Vor 30 Jahren, 1989, erodierte die Macht der Sowjetunion und des Warschauer Paktes zusehends – in der DDR und Polen ebenso wie in der Tschechoslowakei. Was ist von der Aufbruchsstimmung dieser Zeit geblieben ?  Welche politischen Kräfte prägen heute Ostmitteleuropa ?  Und welche Perspektiven ergeben sich hieraus für Europa ?  Hierüber spricht Karl Fürst von Schwarzenberg im Interview mit Tilman Asmus Fischer. – Der mitteleuropäische Staatsmann wurde 1937 in Prag geboren, wohin er nach der „Samtenen Revolution“ zurückkehrte. Von 2007 bis 2013 war er mit kurzer Unterbrechung tschechischer Außenminister. Für die liberal-konservative Partei TOP 09, deren Ehrenvorsitzender er ist, gehört er dem tschechischen Parlament an.

Fürst von Schwar­zenberg, wie haben Sie die Ereig­nisse des Jahres 1989 erlebt ?

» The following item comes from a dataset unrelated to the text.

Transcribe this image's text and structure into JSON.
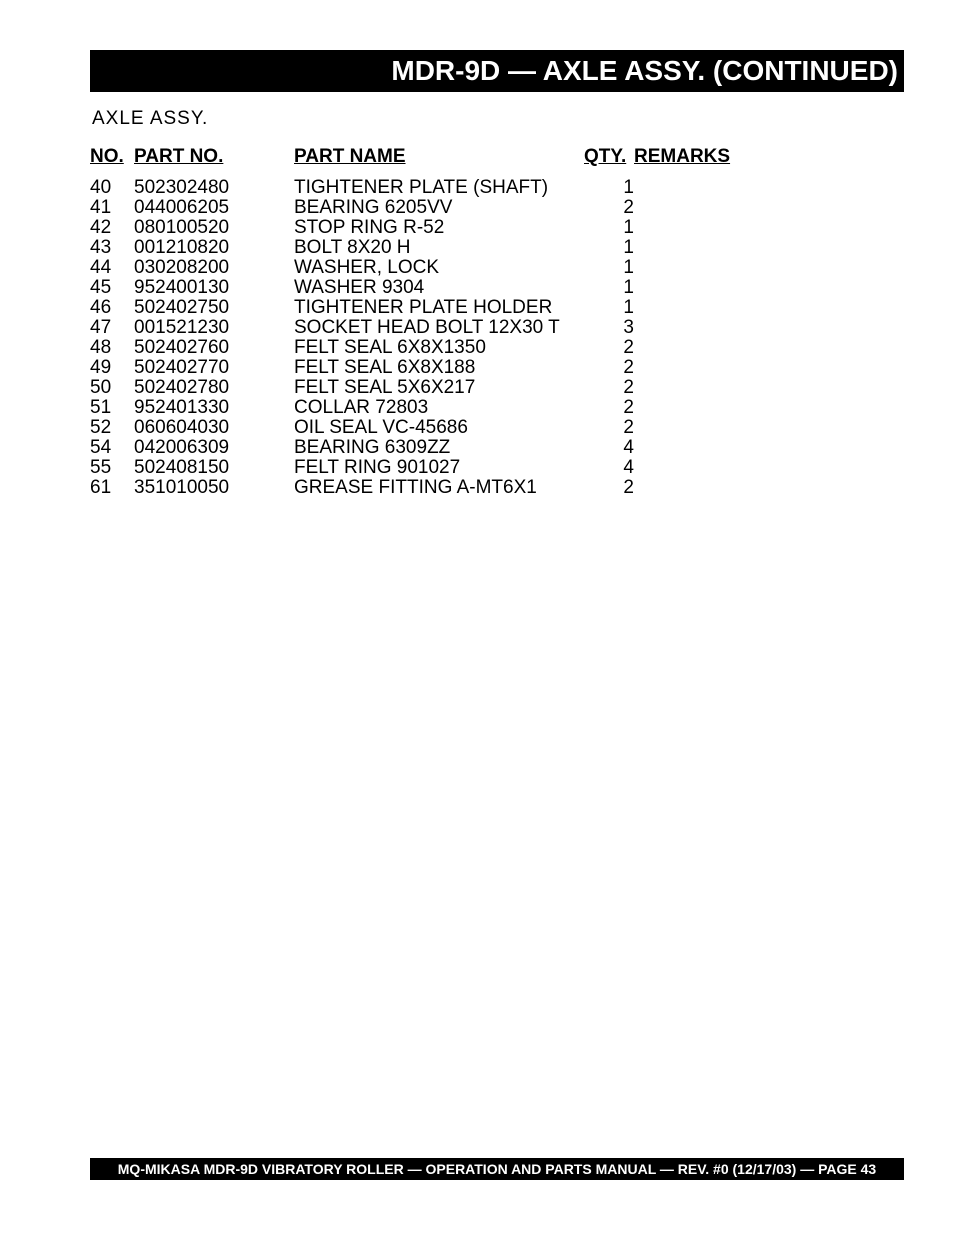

Im Prinzip gespannt, was passieren wird. Man merkte, dass das sowje­tische Reich in sich zusam­men­bricht. Bloß wie schnell dem so sein wird, haben wir alle nicht geahnt. Aber natürlich, die Ereig­nisse in Ungarn, dann in der DDR usw. waren hoch inter­essant. Am 17. November war ich nicht in Prag, sondern in Ungarn, oben bei Debrezin. Plötzlich kommt jemand zu mir und sagt :  „Im slowa­ki­schen Fernsehen senden sie, es tut sich was in Prag.“ Am nächsten Morgen bin ich losge­fahren und habe schon von unterwegs angerufen, man soll mir ein Visum für Prag geben. Das wurde zunächst einmal abgelehnt, und mir wurde mitge­teilt, ich sollte wissen, dass ich in Prag nicht willkommen bin. Eine Woche später war das alles längst Vergan­genheit. In den voran­ge­gan­genen Jahren war ich – als Vorsit­zender der Inter­na­tio­nalen Helsinki-Föderation für Menschen­rechte – in sehr vielen Staaten Mittel­eu­ropas unterwegs gewesen und man sah, dass sich etwas entwi­ckelt ;  aber wie schnell das ging, habe ich selber nicht geahnt.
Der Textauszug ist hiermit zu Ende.